Just a few days into the court hearing, attorney Coq was fired by Dominican lawyer Jorge Puello, who was hired by a church that counts some of the volunteers as its members. Puello said Coq wanted $60,000 to use as bribe money to free the team members. Coq, however, denies the allegation and said it was his legal fee.

Last Thursday, a judge charged ten U.S. church volunteers with kidnapping and criminal association after they were found on Jan. 29 trying to take 33 Haitian children to the Dominican Republic without permission from the Haitian government.

The group's leader, Laura Silsby, claims they had permission from the Dominican Republic to take 100 children across the border. Dominican authorities, however, have denied the claim.

Puello on Monday said he had the paperwork from the Dominican government granting permission to the American team. He did not, however, show reporters the documents.

Additionally, at least 20 of the children the U.S. team took had living parents. Many of the parents interviewed said they had willingly given their children to the Americans who promised that the children would be educated at an orphanage in the Dominican Republic and that the parents could visit when they wanted.

The U.S. team has repeatedly said they were only trying to help Haitian children affected by the massive quake that devastated Port-au-Prince. More than 200,000 people died in the quake and over a million were left homeless.

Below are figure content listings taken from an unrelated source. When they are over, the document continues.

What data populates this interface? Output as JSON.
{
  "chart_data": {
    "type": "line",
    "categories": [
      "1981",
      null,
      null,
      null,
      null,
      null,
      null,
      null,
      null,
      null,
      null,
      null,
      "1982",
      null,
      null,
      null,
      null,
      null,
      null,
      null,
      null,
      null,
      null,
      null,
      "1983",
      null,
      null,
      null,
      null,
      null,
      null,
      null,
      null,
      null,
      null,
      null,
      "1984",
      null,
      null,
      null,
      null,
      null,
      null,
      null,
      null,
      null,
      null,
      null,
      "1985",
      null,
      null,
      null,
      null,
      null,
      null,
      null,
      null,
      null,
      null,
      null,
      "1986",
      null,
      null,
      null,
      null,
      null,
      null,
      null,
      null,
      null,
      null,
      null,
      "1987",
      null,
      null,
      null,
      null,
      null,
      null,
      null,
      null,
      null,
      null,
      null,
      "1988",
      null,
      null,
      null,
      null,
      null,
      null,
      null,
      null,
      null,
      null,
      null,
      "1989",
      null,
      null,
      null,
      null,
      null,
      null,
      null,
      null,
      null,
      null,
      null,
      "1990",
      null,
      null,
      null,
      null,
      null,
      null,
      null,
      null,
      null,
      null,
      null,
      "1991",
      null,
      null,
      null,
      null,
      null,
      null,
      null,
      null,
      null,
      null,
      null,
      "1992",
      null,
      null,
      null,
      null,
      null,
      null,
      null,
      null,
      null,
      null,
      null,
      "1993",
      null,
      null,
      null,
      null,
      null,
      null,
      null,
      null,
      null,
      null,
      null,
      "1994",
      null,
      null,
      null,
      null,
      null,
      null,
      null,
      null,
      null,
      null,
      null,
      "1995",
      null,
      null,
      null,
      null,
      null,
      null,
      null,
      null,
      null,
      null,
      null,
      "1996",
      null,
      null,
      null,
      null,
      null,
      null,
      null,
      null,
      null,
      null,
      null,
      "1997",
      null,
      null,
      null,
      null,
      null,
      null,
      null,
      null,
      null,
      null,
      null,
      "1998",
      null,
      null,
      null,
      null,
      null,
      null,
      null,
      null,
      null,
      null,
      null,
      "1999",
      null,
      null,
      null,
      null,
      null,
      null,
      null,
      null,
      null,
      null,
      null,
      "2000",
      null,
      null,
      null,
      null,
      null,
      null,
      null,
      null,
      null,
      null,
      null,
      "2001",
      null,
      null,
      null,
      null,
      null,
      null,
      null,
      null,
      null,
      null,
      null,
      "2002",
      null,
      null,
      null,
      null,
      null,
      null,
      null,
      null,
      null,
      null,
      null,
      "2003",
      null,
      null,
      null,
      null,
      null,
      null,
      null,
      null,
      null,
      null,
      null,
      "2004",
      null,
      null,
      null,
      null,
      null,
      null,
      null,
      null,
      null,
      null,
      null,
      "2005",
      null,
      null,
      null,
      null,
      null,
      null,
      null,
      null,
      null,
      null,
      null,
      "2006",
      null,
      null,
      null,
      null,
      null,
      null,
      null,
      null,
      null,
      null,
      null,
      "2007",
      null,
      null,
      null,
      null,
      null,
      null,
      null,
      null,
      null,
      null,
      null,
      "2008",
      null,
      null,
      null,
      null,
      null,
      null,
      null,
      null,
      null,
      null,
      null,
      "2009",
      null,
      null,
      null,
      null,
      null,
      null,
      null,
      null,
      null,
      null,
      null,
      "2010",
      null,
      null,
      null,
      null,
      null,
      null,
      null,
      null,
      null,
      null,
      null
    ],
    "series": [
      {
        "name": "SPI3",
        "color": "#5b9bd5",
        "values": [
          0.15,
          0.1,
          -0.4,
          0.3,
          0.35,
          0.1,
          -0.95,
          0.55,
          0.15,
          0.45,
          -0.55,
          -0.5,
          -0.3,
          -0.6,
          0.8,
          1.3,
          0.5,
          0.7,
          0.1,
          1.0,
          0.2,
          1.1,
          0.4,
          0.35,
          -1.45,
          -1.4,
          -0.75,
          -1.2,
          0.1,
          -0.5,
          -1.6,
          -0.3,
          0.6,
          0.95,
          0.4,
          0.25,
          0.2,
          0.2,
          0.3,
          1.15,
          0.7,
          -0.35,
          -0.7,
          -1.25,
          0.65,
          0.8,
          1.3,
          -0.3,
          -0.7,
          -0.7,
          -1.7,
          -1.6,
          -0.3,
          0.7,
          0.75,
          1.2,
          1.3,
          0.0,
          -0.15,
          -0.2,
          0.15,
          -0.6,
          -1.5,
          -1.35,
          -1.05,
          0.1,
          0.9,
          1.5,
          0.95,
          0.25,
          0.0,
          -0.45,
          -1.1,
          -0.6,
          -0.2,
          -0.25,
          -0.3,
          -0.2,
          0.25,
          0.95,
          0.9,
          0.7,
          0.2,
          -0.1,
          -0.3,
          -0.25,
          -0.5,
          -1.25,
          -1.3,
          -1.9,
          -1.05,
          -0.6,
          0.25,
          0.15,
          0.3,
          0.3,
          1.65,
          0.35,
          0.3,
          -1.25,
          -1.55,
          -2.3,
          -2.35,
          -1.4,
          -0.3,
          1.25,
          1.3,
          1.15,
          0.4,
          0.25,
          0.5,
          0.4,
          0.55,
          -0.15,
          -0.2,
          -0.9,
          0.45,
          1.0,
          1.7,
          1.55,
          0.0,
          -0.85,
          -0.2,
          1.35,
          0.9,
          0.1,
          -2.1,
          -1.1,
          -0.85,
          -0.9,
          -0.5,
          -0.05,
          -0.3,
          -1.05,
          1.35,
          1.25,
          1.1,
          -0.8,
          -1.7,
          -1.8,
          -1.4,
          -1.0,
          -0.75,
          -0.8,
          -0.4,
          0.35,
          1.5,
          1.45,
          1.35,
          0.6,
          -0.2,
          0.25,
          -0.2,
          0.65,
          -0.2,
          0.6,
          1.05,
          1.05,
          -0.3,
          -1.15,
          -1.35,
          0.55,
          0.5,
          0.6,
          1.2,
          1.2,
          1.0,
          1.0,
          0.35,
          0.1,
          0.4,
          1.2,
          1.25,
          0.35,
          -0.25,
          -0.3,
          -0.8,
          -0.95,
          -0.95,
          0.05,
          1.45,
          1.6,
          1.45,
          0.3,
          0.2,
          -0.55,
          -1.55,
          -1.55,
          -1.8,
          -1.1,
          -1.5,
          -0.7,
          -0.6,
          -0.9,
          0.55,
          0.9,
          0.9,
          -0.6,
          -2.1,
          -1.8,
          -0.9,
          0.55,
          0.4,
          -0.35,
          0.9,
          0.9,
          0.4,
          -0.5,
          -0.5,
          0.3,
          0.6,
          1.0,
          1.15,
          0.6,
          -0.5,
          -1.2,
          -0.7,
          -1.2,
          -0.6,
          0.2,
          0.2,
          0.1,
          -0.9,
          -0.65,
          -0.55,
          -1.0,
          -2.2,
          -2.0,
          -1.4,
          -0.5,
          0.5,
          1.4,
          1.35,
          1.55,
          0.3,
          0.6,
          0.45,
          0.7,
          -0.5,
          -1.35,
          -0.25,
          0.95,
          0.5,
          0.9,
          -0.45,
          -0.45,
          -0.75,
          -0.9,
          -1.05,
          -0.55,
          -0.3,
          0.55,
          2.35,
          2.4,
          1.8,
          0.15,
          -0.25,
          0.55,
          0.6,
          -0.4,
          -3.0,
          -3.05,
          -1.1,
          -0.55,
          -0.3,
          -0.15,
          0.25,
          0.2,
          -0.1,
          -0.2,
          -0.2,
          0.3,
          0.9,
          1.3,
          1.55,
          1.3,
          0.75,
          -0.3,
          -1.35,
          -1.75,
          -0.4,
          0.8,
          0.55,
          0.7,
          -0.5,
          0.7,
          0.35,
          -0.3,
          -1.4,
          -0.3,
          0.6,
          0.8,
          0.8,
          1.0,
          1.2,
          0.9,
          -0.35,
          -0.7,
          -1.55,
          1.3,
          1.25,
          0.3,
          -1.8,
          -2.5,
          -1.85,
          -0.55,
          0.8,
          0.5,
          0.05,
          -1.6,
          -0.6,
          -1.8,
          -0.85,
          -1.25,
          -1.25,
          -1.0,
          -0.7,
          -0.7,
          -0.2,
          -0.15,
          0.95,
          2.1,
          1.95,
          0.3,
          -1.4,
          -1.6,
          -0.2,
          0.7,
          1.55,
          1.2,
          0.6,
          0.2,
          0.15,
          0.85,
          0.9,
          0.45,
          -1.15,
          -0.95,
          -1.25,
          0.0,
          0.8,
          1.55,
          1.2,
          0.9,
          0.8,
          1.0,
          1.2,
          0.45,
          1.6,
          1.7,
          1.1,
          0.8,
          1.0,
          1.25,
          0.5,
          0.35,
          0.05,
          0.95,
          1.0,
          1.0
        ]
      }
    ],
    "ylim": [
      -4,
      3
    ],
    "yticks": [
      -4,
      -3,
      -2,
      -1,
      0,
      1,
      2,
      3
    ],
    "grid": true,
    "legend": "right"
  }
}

Silsby said the group planned to take the children to a rented coastal resort in the Dominican Republic while a permanent orphanage was being built. Plans to build the orphanage were already underway before the quake, Silsby said, but the disaster prompted them to accelerate the plan.

Five of the detained volunteers were again questioned Monday by an investigating judge. The other five will be questioned Tuesday.

Some of the volunteers have expressed frustration that the U.S. government is not helping them.

"Help us," Carla Thompson told The New York Times from her jail cell. "That's the message I would give to Mr. Obama and the State Department. Start helping us."

In the United States, several prominent Southern Baptist leaders have called on President Obama to help secure the release of the ten American Baptists. The team members are mostly from two Idaho churches affiliated with the Southern Baptist Convention, the nation's largest Protestant denomination.

The Baptist leaders said it is likely that the volunteers had "the noblest of intentions" to help the Haitian quake victims, but acted without proper knowledge of the process to take the children out of Haiti.

"It is our earnest desire and our steadfast prayer that God will use this moment in our nation's experience to raise greater awareness about the incredible need in Haiti," the Baptist leaders said. "[W]e assure you that this ordeal will only increase our resolve to provide lawful, generous, and compassionate ministry to the earthquake victims."

The Southern Baptist leaders who signed the Feb. 5 letter to President Obama are: Morris Chapman, president and chief executive officer of the SBC executive committee; Johnny Hunt, president of the SBC; and Frank Page, immediate past president of the SBC and member of President Obama's Council on Faith-based and Neighborhood Partnerships.